Overview of the role
Phoenix enables digital transformation in the workplace, empowering UK organisations to innovate and transform with cloud and hybrid infrastructures, data, AI, security, and collaboration tools.
We are now looking for a Governance, Risk & Compliance (GRC) Consultant to join the team and help deliver a range of customer engagements.
What will you be doing?
- Scoping of customer requirements, working with the GRC Practice Lead and Business Development Manager to identify GRC opportunities
- Providing internal support to key business functions within the organisation around GRC
- Delivery of GRC consultancy projects to a range of customers across the public sector and corporate sector, this includes:
- Security/maturity assessments
- Cyber security strategy development
- ISO services – from gap analysis, external auditing and implementation support around ISO27001, ISO22301 & ISO42001
- AI governance workshops
- Third party risk management
- Incident response planning, including but not limited to Cyber Security Incident Response Plans (CSIRPs) and Tabletop Exercises, Business Impact Assessments, Disaster Recovery and Business Continuity Plans and support
Why you should apply?
At Phoenix, our philosophy is simple – we aim to be the UK’s leading IT solution and managed service provider and that means we recognise that it’s our people who are the heart of everything we do.
We do this by providing the encouragement, support and skill development that you need to be the very best you can be at work. We are proud of our culture, so much so that we have developed our Culture Blueprint which you can read here.
What are we looking for?
The right person for this role will already have a track record and pedigree in delivering GRC consultant to a varied customer base. You will be comfortable in the consultant role with the commercial awareness to be excellent in customer-facing role such as this.

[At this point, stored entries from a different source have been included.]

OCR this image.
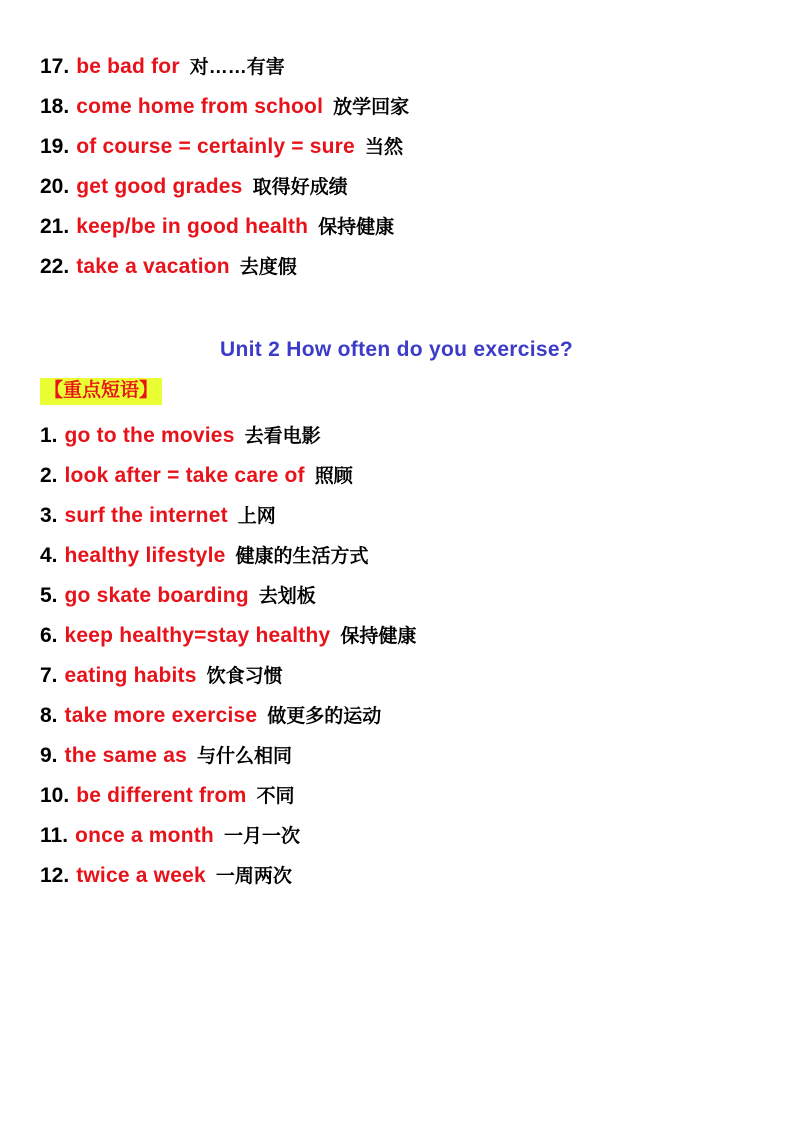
17. be bad for 对……有害
18. come home from school 放学回家
19. of course = certainly = sure 当然
20. get good grades 取得好成绩
21. keep/be in good health 保持健康
22. take a vacation 去度假
Unit 2 How often do you exercise?
【重点短语】
1. go to the movies 去看电影
2. look after = take care of 照顾
3. surf the internet 上网
4. healthy lifestyle 健康的生活方式
5. go skate boarding 去划板
6. keep healthy=stay healthy 保持健康
7. eating habits 饮食习惯
8. take more exercise 做更多的运动
9. the same as 与什么相同
10. be different from 不同
11. once a month 一月一次
12. twice a week 一周两次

Those who have only have experience in an internal role or as an engineer will not be suitable for this position.
Key skills/experience:
- A consistent track record and pedigree in delivering GRC consultancy to a varied customer base
- Ability to understand and succinctly explain the complex requirements of frameworks, standards and best practice including such as ISO27001/22301, CIS and Cyber Essentials
- Experience of creating CSIRP’s or similar incident response documentation, and delivery of tabletop exercises
- Ability to create high quality reports and documentation, meeting deadlines
- Ability to translate technical content into simple and straightforward language, and deal with a range of technical and non-technical stakeholders
- Ability to form rapport and trust with customers quickly, and dedication to delivering outstanding work
Practical stuff
Where is the role based?
Our HQ is in Pocklington (YO42) however this role can be largely remote with a visit once a month.
How many interviews?
Following a screen with the Recruitment Team you can expect a two-stage interview process.
What are the benefits?
You can read about the benefits on offer here 😊
*Important* BPSS Check
As part of our recruitment process due to the nature of the work we do, all employees are required to undertake a Baseline Personal Security Standard (BPSS) check. While some employees require further security clearance, the BPSS check is a must-have requirement and all offers of employment are conditional pending the passing of this check
Have you made it this far?
If you’re still reading, we think there’s a strong chance you might be our kind of person.
Here’s the thing, though — research suggests that 60% of women and underrepresented people might have already talked themselves out of applying. Even if you don’t check every box above, we want to encourage you to introduce yourself.
We believe a diversity of perspectives and experiences makes a team stronger — and the stronger our team, the more successful we will be.